Ne dit-on pas qu’une goutte d’eau persistante finit toujours par creuser la pierre ? Il y a encore huit mois, Alassane Ouattara bombait le torse et affirmait que le franc CFA avait toutes les qualités et qualifiait de « faux débat » les critiques portées à son encontre. Deux semaines exactement après l’ouverture du débat sur cette monnaie coloniale, hasard de calendrier ou pied de nez de dame nature, le journal panafricain Jeuneafrique.com, dans sa parution n°3068-3069 du 27 octobre au 9 novembre 2019, « met le cap sur la réforme ».

Mais une réforme qui risque de mettre en mauvaise position la France : rien n’est dit sur le taux de change qui, en prélude au passage obligé du franc CFA à l’éco, devrait commencer son exercice de flexibilité, surtout que des pays hors-zone CFA sont invités à prendre le train de juillet en marche. Mais une réforme qui mécontenterait les agents de la BCEAO qui ont trop longtemps profité d’avantages indus et risquent de se voir fermer le robinet des « années de 14 ou 15 mois ». Voici ce qu’en dit le journal panafricain.   

Cap sur la réforme

« Avant la fin de 2019, Emmanuel Macron et les dirigeants de l’UEMOA rendront publique une réforme du franc CFA. Ils devraient saisir l’occasion de la visite du président français à Abidjan, prévue au début décembre (officiellement, ce dernier se fixe pour objectif d’aborder avec son homologue ivoirien Alassane Ouattara des dossiers liés à la coopération bilatérale). Selon nos informations, l’Elysée souhaite que les premiers changements soient amorcés avant le prochain sommet Afrique-France (Bordeaux, juin 2020).

Cette réforme concernera notamment les réserves de change que la BCEAO dépose auprès du Trésor français. Celles-ci devraient progressivement être délocalisées vers une autre institution internationale qui pourrait être, d’après nos sources, la Banque des règlements internationaux (BRI), sise en Suisse. Un changement que la Banque centrale de l’UEMOA voit d’un mauvais oeil. Ses frais de fonctionnement sont en effet financés par les rémunérations (0,75%) accordés par les comptes d’opération tenus par le Trésor français.

Alassane suggère que l’éco, la monnaie unique de la CEDEAO, qui pourrait entrer en vigueur dès juillet 2020, soit utilisée dans un premier temps par les huit pays membres de l’actuelle zone franc CFA d’Afrique de l’Ouest, en plus de la Guinée et du Cap-Vert. Alpha Condé, le président guinéen, serait quant à lui favorable à ce que quelques pays anglophones, comme le Ghana, s’ajoutent à cette liste.

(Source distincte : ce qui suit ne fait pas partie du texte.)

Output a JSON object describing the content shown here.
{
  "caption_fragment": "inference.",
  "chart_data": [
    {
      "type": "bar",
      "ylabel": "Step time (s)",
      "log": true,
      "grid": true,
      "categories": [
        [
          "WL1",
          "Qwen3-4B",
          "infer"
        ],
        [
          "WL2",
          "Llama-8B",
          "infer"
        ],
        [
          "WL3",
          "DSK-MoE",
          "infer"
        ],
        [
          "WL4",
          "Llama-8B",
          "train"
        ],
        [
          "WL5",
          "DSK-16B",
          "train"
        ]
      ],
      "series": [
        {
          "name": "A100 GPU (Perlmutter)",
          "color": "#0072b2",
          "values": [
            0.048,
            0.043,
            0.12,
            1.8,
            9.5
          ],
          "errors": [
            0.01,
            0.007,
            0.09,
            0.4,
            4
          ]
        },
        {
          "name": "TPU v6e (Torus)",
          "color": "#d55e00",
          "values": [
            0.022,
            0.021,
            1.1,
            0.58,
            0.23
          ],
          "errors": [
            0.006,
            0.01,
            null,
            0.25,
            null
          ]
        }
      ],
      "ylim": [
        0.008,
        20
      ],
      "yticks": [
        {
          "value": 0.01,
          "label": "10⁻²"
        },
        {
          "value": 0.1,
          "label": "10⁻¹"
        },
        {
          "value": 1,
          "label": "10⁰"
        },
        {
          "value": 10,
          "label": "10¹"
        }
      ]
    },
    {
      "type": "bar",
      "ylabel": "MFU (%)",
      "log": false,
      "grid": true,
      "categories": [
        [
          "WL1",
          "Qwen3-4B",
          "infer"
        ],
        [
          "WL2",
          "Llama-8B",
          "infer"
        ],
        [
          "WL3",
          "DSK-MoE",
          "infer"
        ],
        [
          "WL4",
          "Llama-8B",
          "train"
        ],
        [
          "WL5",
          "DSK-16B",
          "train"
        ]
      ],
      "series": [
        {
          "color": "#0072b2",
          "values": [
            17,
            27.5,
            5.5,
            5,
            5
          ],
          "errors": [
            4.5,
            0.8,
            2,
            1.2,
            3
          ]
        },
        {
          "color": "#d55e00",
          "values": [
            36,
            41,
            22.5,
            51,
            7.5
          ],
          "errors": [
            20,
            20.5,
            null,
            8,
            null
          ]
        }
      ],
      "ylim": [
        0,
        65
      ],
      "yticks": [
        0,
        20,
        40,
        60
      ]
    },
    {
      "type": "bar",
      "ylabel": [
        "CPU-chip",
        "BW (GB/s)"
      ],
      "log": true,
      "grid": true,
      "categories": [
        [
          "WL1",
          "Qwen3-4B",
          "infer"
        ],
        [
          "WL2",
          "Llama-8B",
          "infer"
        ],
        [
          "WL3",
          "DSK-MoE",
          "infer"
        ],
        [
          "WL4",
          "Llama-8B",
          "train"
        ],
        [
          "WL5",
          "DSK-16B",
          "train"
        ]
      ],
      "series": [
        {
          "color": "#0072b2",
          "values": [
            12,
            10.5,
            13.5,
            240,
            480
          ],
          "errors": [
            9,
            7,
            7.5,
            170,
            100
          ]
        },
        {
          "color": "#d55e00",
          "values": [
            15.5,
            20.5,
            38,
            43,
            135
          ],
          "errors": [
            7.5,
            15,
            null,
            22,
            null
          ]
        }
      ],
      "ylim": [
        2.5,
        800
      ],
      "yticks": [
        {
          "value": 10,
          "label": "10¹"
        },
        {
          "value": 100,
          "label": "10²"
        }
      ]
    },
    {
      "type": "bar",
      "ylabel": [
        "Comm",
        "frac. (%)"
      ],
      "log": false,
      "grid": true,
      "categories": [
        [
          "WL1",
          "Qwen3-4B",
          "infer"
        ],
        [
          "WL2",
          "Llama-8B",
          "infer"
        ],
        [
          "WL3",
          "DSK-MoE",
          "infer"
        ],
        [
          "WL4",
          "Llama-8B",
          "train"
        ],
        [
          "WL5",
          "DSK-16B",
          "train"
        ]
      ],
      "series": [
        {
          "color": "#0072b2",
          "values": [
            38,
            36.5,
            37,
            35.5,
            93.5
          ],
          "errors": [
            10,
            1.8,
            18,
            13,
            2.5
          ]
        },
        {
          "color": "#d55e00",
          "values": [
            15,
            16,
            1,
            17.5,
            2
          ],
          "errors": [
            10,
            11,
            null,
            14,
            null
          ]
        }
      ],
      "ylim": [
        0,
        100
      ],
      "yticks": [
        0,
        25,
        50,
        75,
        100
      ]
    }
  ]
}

Côté français, Franck Paris, le conseiller Afrique de Macron, s’implique activement dans cette réforme. En coulisses, Wilfried Lauriano do Rego, le coordonnateur du Conseil présidentiel pour l’Afrique, organise des conférences-débats sur l’avenir du franc CFA. Après la rencontre du 14 octobre à Sciences-Po Paris (à laquelle étaient des représentants du Trésor français et Rémy Macheraux, le directeur Afrique et océan Indien du Quai d’Orsay), un nouveau rendez-vous est à l’étude. Il aurait lieu, cette fois, en Afrique ».

Le combat et les réformes sont loin d’être finis

Qu’est-ce qui fait courir Emmanuel Macron, si ce n’est de mettre des dirigeants des pays hors-zone CFA devant le fait accompli, surtout lorsqu’on apprend que le Ghana est invité à prendre le train de l’éco en marche en même temps que les pays de l’UEMOA ?

Deuxième élément, le débat sur cette monnaie vient à peine de s’ouvrir à Paris et aucun pays africain utilisant le franc CFA n’a encore abrité la rencontre qui a vu Kako Nubukpo et Lionel Zinsou défendre chacun ses positions. Et c’est au Mali que le besoin d’états généraux sur cette monnaie a été exprimé. Aussi ce serait contre-sens et difficilement compréhensible que, sans encore avoir donné la parole aux utilisateurs de se prononcer et d’émettre leur avis, on veuille décréter des réformes « unilatérales » entre deux « amoureux » du franc CFA, Alassane Ouattara et Emmanuel Macron.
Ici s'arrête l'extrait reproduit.